I’m smart enough to know that kids aren’t much interested in publishers or first drafts or the horror that is the adverb, smart enough to know that adults aren’t much interested in them either. But I’ve found over the years that everyone, regardless of age or interest, perks up whenever I mention a writer’s primary gift to the world.
Not wisdom. Not inspiration. Not tight plots or moving themes or even memorable characters. No, writers do what they do because of one reason and one reason only—
They get to create magic.
They didn’t believe me, of course. Not right away. One kid asked me to make his pencil disappear if I knew magic. Another wanted me to guess the number she was thinking. I told them I couldn’t and that it didn’t matter, because the magic writers do was better. It was the greatest magic of all.
It was the magic of writing words down on a page that make pictures in other people’s minds.
It was the magic of being able to create entire worlds from scratch and put anything I wanted to in them.
It was the magic of being able to touch another person’s heart, a person who might live far away, someone you’ve never spoken to and likely will never meet.
And best of all, I told them, is that everyone possesses a bit of that magic. Anyone could be a writer. Didn’t matter if you were rich or poor, didn’t matter what color you were, didn’t even matter if you went to college or not. That magic was still in us.
It takes time, of course. All magic does. But I told them that if they did three simple things, that magic would grow and eventually spill out.
You have to read, I said. Every day.
And you have to write. Every day.
And most important of all, you have to believe you’re special. Because there is only one you in this world, and the way you see life is different than the way anyone else who’s ever lived has seen it. That’s why your story is so important. So needed. After all, that’s what the magic is for.

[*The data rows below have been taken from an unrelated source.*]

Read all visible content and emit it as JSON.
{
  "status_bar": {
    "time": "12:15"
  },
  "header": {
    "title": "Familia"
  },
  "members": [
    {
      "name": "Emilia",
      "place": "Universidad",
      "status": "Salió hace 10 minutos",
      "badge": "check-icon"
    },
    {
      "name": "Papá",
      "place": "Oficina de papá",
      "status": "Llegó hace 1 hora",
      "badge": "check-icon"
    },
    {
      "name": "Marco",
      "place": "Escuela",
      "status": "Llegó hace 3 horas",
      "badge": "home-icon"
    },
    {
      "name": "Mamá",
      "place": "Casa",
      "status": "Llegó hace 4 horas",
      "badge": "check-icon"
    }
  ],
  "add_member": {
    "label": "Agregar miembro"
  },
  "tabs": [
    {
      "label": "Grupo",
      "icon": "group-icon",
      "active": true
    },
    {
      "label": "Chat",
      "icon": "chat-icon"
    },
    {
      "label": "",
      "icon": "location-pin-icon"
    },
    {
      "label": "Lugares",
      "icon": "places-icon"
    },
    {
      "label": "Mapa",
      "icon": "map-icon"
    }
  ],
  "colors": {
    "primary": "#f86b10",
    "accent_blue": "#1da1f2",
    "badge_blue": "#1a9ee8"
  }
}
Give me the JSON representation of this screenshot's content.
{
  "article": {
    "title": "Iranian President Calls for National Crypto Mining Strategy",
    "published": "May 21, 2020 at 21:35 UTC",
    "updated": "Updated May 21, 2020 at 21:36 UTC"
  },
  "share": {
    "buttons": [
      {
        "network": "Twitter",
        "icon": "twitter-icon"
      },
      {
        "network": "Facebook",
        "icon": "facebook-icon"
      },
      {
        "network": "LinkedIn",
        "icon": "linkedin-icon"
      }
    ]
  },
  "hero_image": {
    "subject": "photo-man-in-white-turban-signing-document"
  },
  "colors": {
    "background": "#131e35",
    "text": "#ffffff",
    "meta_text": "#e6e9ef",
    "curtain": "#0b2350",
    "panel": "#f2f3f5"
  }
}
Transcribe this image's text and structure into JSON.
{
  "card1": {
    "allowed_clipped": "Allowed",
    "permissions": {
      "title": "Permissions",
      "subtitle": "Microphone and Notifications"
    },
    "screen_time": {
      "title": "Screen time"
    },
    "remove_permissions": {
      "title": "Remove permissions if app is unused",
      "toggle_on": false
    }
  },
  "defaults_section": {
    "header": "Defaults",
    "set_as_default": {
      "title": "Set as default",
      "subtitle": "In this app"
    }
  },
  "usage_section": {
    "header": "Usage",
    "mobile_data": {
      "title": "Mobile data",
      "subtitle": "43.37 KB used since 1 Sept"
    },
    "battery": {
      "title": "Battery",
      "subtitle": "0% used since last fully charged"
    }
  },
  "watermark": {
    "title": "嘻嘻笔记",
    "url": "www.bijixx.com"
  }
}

Turns out that an informal poll conducted by the teachers placed me second of the day’s top speakers. The winner was the radio guy. I wasn’t surprised. I can’t compete with someone who’s met Taylor Swift and Trace Adkins. I wouldn’t even try.
But a teacher told me that the next day when it came time for her class to do their journal writing, there was much less grumbling than usual. They were ready. Eager. When she asked why, her kids told her they wanted to make some magic.